Furthermore, the Respondent has failed to demonstrate any of the other non-exclusive circumstances evidencing rights or legitimate interests under the Policy, paragraph 4(c) or other evidence of rights or legitimate interests in the Disputed domain name.
The Respondent does not appear to be commonly known by the name "BOLLORES" or by a similar name.
The Respondent does not appear to make any legitimate non-commercial or fair use of the Disputed domain name, nor any use in connection with a bona fide offering of goods or services.
Accordingly, the Panel finds that the Complainant has satisfied paragraph 4(a)(ii) of the Policy.
REGISTERED AND USED IN BAD FAITH
Under the third requirement of the Policy, the Complainant must establish that the Disputed domain name has been both registered and used in bad faith by the Respondent.
Paragraph 4(b) of the Policy sets out a list of non-exhaustive circumstances that may indicate that a domain name was registered and used in bad faith, including:
(i) circumstances indicating that [the Respondent] [has] registered or [has] acquired the [Disputed] domain name primarily for the purpose of selling, renting, or otherwise transferring the [Disputed] domain name registration to the complainant who is the owner of the trademark or service mark or to a competitor of that complainant, for valuable consideration in excess of [the Respondent's] documented out-of-pocket costs directly related to the [Disputed] domain name; or
(ii) [the Respondent] [has] registered the [Disputed] domain name in order to prevent the owner of the trademark or service mark from reflecting the mark in a corresponding domain name, provided that [the Respondent] [has] engaged in a pattern of such conduct; or
(iii) [the Respondent] [has] registered the [Disputed] domain name primarily for the purpose of disrupting the business of a competitor; or
(iv) by using the [Disputed] domain name, [the Respondent] [has] intentionally attempted to attract, for commercial gain, Internet users to [the Respondent's] web site or other on-line location, by creating a likelihood of confusion with the complainant's mark as to the source, sponsorship, affiliation, or endorsement of [the Respondent's] web site or location or of a product or service on [the Respondent's] web site or location.

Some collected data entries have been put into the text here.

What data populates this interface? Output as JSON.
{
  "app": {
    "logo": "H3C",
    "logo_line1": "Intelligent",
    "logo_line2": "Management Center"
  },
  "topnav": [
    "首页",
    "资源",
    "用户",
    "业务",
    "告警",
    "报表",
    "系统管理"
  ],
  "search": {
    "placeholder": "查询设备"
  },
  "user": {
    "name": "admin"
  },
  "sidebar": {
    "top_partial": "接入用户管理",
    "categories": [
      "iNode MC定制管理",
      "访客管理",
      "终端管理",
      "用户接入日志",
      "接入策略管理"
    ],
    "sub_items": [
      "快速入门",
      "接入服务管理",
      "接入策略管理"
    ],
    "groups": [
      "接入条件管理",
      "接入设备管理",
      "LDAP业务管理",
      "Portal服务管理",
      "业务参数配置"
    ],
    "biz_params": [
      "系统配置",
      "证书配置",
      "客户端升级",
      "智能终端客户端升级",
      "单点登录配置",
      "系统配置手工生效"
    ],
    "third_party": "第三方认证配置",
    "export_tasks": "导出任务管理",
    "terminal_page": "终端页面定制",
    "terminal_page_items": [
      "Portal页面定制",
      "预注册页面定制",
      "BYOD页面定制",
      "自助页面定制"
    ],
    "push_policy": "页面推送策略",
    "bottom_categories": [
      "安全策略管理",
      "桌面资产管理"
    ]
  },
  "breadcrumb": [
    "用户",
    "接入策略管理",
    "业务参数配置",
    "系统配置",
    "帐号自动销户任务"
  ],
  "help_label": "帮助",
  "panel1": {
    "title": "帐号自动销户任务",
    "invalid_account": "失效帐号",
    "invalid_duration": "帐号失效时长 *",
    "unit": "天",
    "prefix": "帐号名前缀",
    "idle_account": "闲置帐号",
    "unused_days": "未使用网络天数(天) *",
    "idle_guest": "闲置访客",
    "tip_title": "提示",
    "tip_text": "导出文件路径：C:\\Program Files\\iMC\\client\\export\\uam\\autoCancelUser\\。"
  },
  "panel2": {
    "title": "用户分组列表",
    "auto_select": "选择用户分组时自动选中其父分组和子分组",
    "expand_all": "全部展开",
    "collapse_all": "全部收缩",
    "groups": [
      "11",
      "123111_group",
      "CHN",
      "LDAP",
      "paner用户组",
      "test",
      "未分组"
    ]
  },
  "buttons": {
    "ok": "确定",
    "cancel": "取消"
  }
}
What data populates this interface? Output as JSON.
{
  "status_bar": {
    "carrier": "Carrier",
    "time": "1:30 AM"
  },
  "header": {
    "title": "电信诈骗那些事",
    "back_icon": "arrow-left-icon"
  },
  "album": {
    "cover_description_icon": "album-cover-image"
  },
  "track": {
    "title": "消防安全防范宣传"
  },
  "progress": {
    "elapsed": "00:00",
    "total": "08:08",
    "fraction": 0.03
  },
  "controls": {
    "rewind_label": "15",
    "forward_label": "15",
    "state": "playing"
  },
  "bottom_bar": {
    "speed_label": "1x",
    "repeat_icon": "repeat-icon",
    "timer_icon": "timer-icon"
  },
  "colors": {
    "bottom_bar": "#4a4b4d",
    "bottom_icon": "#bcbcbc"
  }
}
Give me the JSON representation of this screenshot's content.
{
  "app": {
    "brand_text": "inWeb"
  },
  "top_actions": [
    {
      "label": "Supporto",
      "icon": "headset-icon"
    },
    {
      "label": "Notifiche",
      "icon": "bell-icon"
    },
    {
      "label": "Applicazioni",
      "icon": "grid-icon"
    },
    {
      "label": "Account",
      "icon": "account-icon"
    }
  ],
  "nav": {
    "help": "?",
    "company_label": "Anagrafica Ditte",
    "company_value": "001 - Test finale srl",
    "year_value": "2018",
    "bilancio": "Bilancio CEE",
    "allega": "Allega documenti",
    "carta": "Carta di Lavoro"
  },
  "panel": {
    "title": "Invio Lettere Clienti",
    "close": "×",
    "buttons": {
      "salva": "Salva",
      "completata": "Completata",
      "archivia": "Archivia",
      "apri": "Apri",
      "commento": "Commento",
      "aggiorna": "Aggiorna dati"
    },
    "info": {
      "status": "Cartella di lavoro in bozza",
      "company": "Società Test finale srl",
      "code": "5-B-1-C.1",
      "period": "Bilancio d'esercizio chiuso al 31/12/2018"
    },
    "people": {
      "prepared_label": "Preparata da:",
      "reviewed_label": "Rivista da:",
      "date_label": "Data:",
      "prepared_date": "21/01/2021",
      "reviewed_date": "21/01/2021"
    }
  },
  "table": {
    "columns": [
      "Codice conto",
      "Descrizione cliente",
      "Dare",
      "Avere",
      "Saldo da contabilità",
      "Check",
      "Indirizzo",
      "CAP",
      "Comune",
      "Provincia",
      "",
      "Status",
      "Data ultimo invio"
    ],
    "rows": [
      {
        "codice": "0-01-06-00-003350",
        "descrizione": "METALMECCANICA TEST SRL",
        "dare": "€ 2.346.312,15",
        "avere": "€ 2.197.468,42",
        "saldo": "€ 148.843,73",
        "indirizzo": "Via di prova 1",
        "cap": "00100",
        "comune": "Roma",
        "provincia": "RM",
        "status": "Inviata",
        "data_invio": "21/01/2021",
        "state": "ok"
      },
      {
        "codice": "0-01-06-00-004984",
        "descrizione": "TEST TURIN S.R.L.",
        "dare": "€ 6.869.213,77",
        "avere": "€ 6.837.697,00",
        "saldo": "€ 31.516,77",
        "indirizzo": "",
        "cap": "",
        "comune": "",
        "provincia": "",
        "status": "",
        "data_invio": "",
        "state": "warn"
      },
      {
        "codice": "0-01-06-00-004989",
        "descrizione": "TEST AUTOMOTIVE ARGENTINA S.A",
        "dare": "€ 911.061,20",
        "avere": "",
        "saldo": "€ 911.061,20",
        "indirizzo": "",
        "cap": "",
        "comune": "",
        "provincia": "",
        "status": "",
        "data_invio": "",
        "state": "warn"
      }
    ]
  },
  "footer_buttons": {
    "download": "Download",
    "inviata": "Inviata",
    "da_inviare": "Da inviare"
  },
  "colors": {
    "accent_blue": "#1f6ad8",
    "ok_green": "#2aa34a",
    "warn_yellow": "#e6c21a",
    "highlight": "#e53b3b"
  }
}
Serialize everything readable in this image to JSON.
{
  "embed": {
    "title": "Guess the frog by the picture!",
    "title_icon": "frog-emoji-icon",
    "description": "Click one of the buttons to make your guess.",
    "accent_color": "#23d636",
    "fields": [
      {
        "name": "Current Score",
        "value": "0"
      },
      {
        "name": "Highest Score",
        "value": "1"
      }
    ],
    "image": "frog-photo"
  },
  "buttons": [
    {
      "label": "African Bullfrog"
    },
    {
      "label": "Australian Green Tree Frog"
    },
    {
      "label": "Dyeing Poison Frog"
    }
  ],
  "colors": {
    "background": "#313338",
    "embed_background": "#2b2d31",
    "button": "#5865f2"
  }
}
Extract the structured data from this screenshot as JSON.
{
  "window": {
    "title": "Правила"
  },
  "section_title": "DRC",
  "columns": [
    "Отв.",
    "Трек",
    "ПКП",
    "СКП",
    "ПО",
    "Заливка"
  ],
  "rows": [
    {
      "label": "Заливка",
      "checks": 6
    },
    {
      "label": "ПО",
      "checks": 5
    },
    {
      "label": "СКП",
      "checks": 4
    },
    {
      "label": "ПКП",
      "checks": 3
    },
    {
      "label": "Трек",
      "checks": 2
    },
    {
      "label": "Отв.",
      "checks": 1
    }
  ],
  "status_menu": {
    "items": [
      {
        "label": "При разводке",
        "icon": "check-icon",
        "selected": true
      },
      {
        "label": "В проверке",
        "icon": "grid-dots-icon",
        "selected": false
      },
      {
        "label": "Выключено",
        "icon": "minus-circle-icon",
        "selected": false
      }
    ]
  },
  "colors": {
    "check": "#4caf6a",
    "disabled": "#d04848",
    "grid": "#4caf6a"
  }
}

The Panel, on the basis of the evidence presented, agrees with the Complainant's contentions that the Disputed domain name was registered in bad faith and that it has been used in bad faith.
As regards the Respondent's offer to sell the Disputed domain name on specific financial conditions, the Panel does not consider this circumstance a sufficient indication of bad faith within the meaning of paragraph 4(b)(i) of the Policy. Indeed, the wording of the offer is too vague to be interpreted as being meaningfully in excess of registration costs (see, for example, WIPO case No. D2017-1593).
The Panel accepts the Complainant's view that the Disputed domain name is an example of typosquatting. This practice has been considered by UDRP panels as evidence of registration in bad faith (see, for example, WIPO case No. D2006-0845).
The Panel agrees also that directing Internet users to a web page containing commercial links in relation to the Complainant, like in the present case, is evidence of use in bad faith (see, for example, WIPO case No. D2017-0890).
The Panel observes that if the Respondent had legitimate purposes in registering and using the Disputed domain name it would have filed a Response in this proceeding.
The Panel, having taken into account that the Disputed domain name is an example of typosquatting, the fact that no response to the complaint has been filed and the use of the Disputed domain name in a website containing commercial links in relation to the Complainant, considers that the Disputed domain name was registered and is being used in bad faith.
Accordingly, the Panel finds that the Disputed domain name was registered and is being used in bad faith within the meaning of paragraph 4(b)(iv) of the Policy.